A RAG pipeline without evaluation is just vibes. Here are the three metrics that matter:
1. Retrieval Quality
Are you finding the right chunks?
# Manual evaluation: for each test question,
# check if the relevant chunk appears in top-k
test_cases = [
{
"question": "What is the API rate limit?",
"expected_source": "docs/api-reference.md",
},
]
hits = 0
for tc in test_cases:
results = retriever.invoke(tc["question"])
sources = [d.metadata.get("source") for d in results]
if tc["expected_source"] in sources:
hits += 1
recall = hits / len(test_cases)
print(f"Retrieval recall@5: {recall:.1%}")2. Faithfulness
Is the answer grounded in the retrieved context, or is the LLM hallucinating?
from ragas.metrics import faithfulness
from ragas import evaluate
# Requires: pip install ragas
eval_result = evaluate(
dataset={
"question": ["What is the API rate limit?"],
"answer": [result["answer"]],
"contexts": [[d.page_content for d in result["docs"]]],
},
metrics=[faithfulness],
)
print(f"Faithfulness: {eval_result['faithfulness']:.2f}")3. Answer Relevance
Does the answer actually address the question asked?
from ragas.metrics import answer_relevancy
eval_result = evaluate(
dataset={...}, # same structure as above
metrics=[answer_relevancy],
)Target scores:
- Faithfulness > 0.85
- Answer Relevance > 0.80
- Retrieval Recall@5 > 0.70
If you’re below these, fix retrieval first — no amount of prompt engineering will save bad retrieval.
Common Pitfalls and How to Fix Them
| Problem | Symptom | Fix |
|---|---|---|
| Chunks too large | Answers include irrelevant info | Reduce chunk_size to 400-600 |
| Chunks too small | Answers lack context | Increase chunk_size to 800-1000 |
| Wrong chunks retrieved | Answer is off-topic | Try re-ranking, multi-query, or semantic chunking |
| LLM hallucinating | Makes up facts not in context | Strengthen system prompt, lower temperature |
| Duplicate results | Same info repeated in context | Use MMR instead of similarity search |
| Slow responses | > 3s latency | Cache embeddings, use smaller LLM for retrieval, stream responses |
What’s Next
This pipeline handles 80% of RAG use cases.

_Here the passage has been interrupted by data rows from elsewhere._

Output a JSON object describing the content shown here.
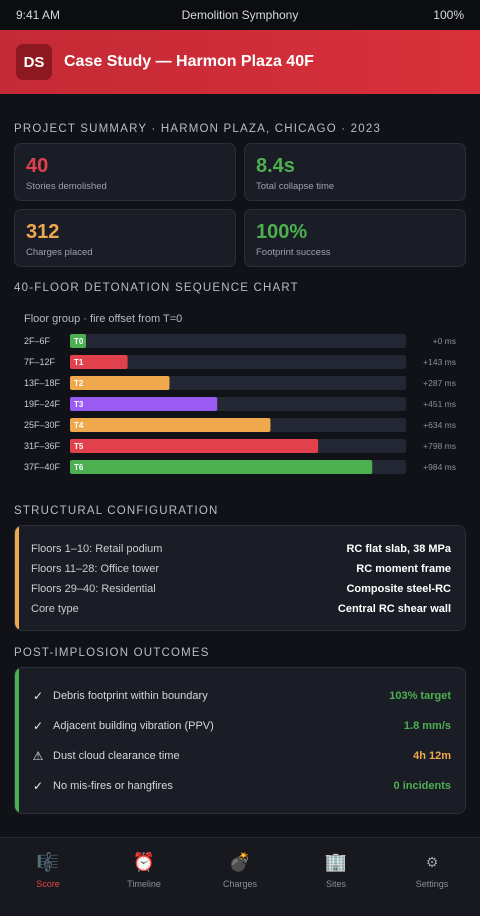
{
  "status": {
    "time": "9:41 AM",
    "app": "Demolition Symphony",
    "battery": "100%"
  },
  "header": {
    "badge": "DS",
    "title": "Case Study — Harmon Plaza 40F"
  },
  "summary": {
    "title": "PROJECT SUMMARY · HARMON PLAZA, CHICAGO · 2023",
    "stats": [
      {
        "value": "40",
        "label": "Stories demolished",
        "color": "#e0414c"
      },
      {
        "value": "8.4s",
        "label": "Total collapse time",
        "color": "#4caf50"
      },
      {
        "value": "312",
        "label": "Charges placed",
        "color": "#f0a84c"
      },
      {
        "value": "100%",
        "label": "Footprint success",
        "color": "#4caf50"
      }
    ]
  },
  "sequence": {
    "title": "40-FLOOR DETONATION SEQUENCE CHART",
    "subtitle": "Floor group · fire offset from T=0"
  },
  "chart_data": {
    "type": "bar",
    "title": "40-FLOOR DETONATION SEQUENCE CHART",
    "subtitle": "Floor group · fire offset from T=0",
    "categories": [
      "2F–6F",
      "7F–12F",
      "13F–18F",
      "19F–24F",
      "25F–30F",
      "31F–36F",
      "37F–40F"
    ],
    "tags": [
      "T0",
      "T1",
      "T2",
      "T3",
      "T4",
      "T5",
      "T6"
    ],
    "values": [
      0,
      143,
      287,
      451,
      634,
      798,
      984
    ],
    "value_labels": [
      "+0 ms",
      "+143 ms",
      "+287 ms",
      "+451 ms",
      "+634 ms",
      "+798 ms",
      "+984 ms"
    ],
    "colors": [
      "#4caf50",
      "#e0414c",
      "#f0a84c",
      "#9b5cf6",
      "#f0a84c",
      "#e0414c",
      "#4caf50"
    ],
    "track_color": "#232734"
  },
  "structure": {
    "title": "STRUCTURAL CONFIGURATION",
    "accent": "#f0a84c",
    "rows": [
      {
        "key": "Floors 1–10: Retail podium",
        "value": "RC flat slab, 38 MPa"
      },
      {
        "key": "Floors 11–28: Office tower",
        "value": "RC moment frame"
      },
      {
        "key": "Floors 29–40: Residential",
        "value": "Composite steel-RC"
      },
      {
        "key": "Core type",
        "value": "Central RC shear wall"
      }
    ]
  },
  "outcomes": {
    "title": "POST-IMPLOSION OUTCOMES",
    "accent": "#4caf50",
    "rows": [
      {
        "icon": "✓",
        "label": "Debris footprint within boundary",
        "value": "103% target",
        "color": "#4caf50"
      },
      {
        "icon": "✓",
        "label": "Adjacent building vibration (PPV)",
        "value": "1.8 mm/s",
        "color": "#4caf50"
      },
      {
        "icon": "⚠",
        "label": "Dust cloud clearance time",
        "value": "4h 12m",
        "color": "#f0a84c"
      },
      {
        "icon": "✓",
        "label": "No mis-fires or hangfires",
        "value": "0 incidents",
        "color": "#4caf50"
      }
    ]
  },
  "nav": [
    {
      "icon": "🎼",
      "label": "Score"
    },
    {
      "icon": "⏰",
      "label": "Timeline"
    },
    {
      "icon": "💣",
      "label": "Charges"
    },
    {
      "icon": "🏢",
      "label": "Sites"
    },
    {
      "icon": "⚙",
      "label": "Settings"
    }
  ]
}
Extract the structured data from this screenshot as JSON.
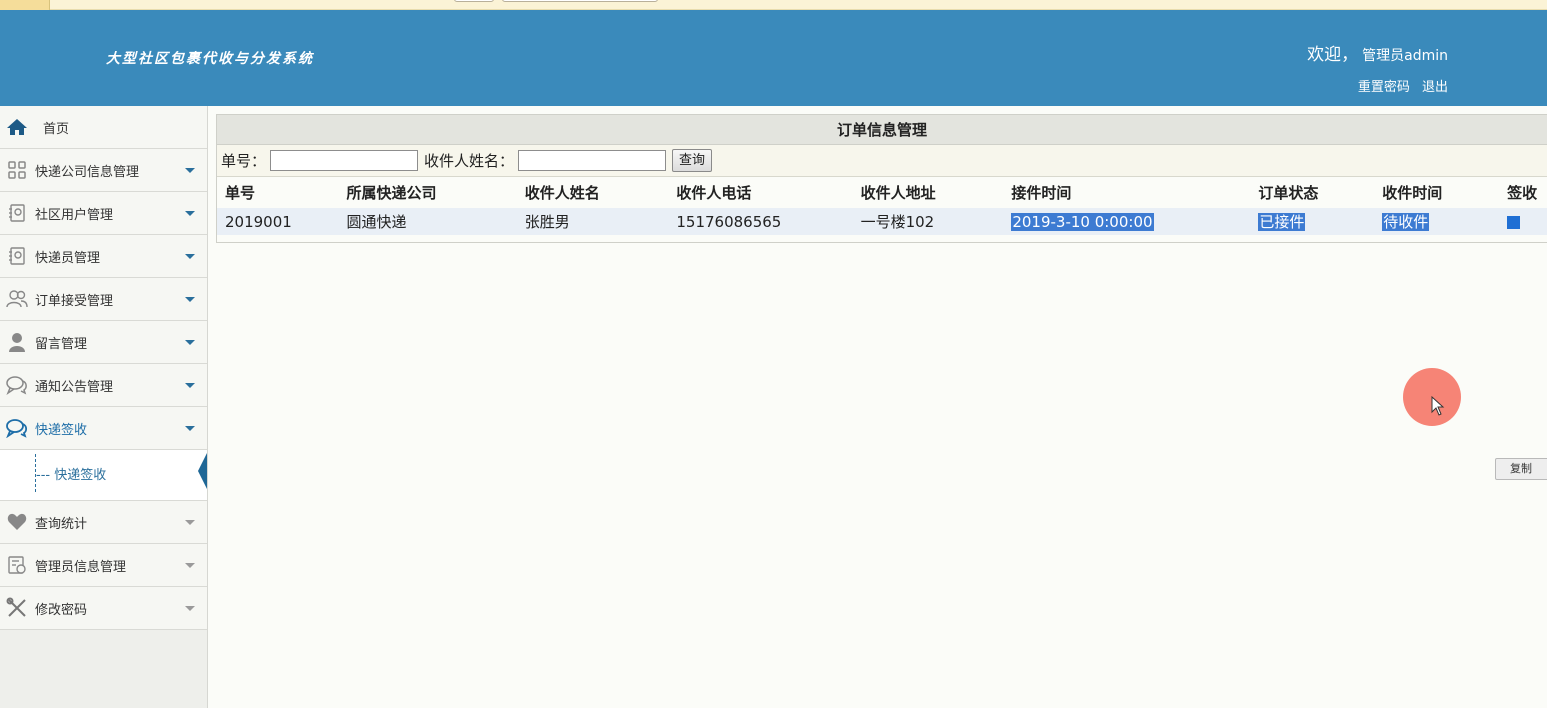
{
  "header": {
    "logo_text": "大型社区包裹代收与分发系统",
    "welcome": "欢迎，",
    "user": "管理员admin",
    "reset_password": "重置密码",
    "logout": "退出"
  },
  "sidebar": {
    "items": [
      {
        "label": "首页",
        "icon": "home-icon"
      },
      {
        "label": "快递公司信息管理",
        "icon": "grid-icon"
      },
      {
        "label": "社区用户管理",
        "icon": "contacts-icon"
      },
      {
        "label": "快递员管理",
        "icon": "contacts-icon"
      },
      {
        "label": "订单接受管理",
        "icon": "users-icon"
      },
      {
        "label": "留言管理",
        "icon": "user-icon"
      },
      {
        "label": "通知公告管理",
        "icon": "chat-icon"
      },
      {
        "label": "快递签收",
        "icon": "chat-icon"
      },
      {
        "label": "查询统计",
        "icon": "heart-icon"
      },
      {
        "label": "管理员信息管理",
        "icon": "id-card-icon"
      },
      {
        "label": "修改密码",
        "icon": "tools-icon"
      }
    ],
    "submenu": {
      "label": "快递签收"
    }
  },
  "main": {
    "title": "订单信息管理",
    "search": {
      "order_no_label": "单号：",
      "recipient_label": "收件人姓名：",
      "query_button": "查询"
    },
    "table": {
      "headers": [
        "单号",
        "所属快递公司",
        "收件人姓名",
        "收件人电话",
        "收件人地址",
        "接件时间",
        "订单状态",
        "收件时间",
        "签收"
      ],
      "rows": [
        [
          "2019001",
          "圆通快递",
          "张胜男",
          "15176086565",
          "一号楼102",
          "2019-3-10 0:00:00",
          "已接件",
          "待收件",
          ""
        ]
      ]
    }
  },
  "copy_button": "复制",
  "colors": {
    "header_bg": "#3a8abb",
    "selection": "#3d7bd2",
    "accent": "#1e6ea8"
  }
}
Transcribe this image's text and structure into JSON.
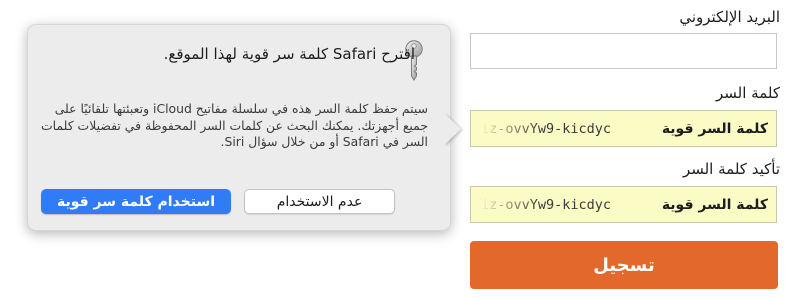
{
  "form": {
    "email_label": "البريد الإلكتروني",
    "email_value": "",
    "password_label": "كلمة السر",
    "password_tag": "كلمة السر قوية",
    "password_value": "iz-ovvYw9-kicdyc",
    "confirm_label": "تأكيد كلمة السر",
    "confirm_tag": "كلمة السر قوية",
    "confirm_value": "iz-ovvYw9-kicdyc",
    "submit_label": "تسجيل"
  },
  "popover": {
    "title": "اقترح Safari كلمة سر قوية لهذا الموقع.",
    "body": "سيتم حفظ كلمة السر هذه في سلسلة مفاتيح iCloud وتعبئتها تلقائيًا على جميع أجهزتك. يمكنك البحث عن كلمات السر المحفوظة في تفضيلات كلمات السر في Safari أو من خلال سؤال Siri.",
    "primary_button": "استخدام كلمة سر قوية",
    "secondary_button": "عدم الاستخدام",
    "icon": "key-icon"
  },
  "colors": {
    "accent": "#2f7cf6",
    "submit": "#e2682b",
    "autofill_background": "#fbfbc6",
    "popover_background": "#ececec"
  }
}
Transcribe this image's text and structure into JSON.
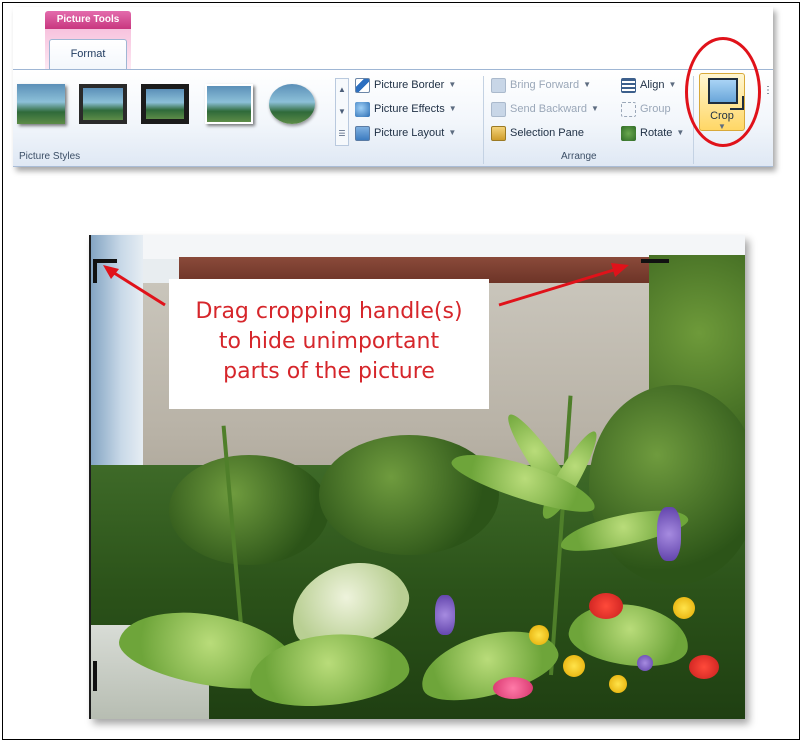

For the remaining 20%:
- Agentic RAG — Let the LLM decide when and what to retrieve, using tool calling
- Graph RAG — Build a knowledge graph from your documents for multi-hop reasoning
- Hybrid search — Combine vector similarity with BM25 keyword search for better recall
- Query routing — Route different question types to different retrieval strategies
- Conversation memory — Maintain context across multi-turn conversations
The core pattern stays the same: retrieve relevant context, ground the LLM’s response, evaluate, iterate.
Start with the simple pipeline above. Measure where it breaks. Fix that specific failure mode. That’s how production RAG systems are built — one measured improvement at a time.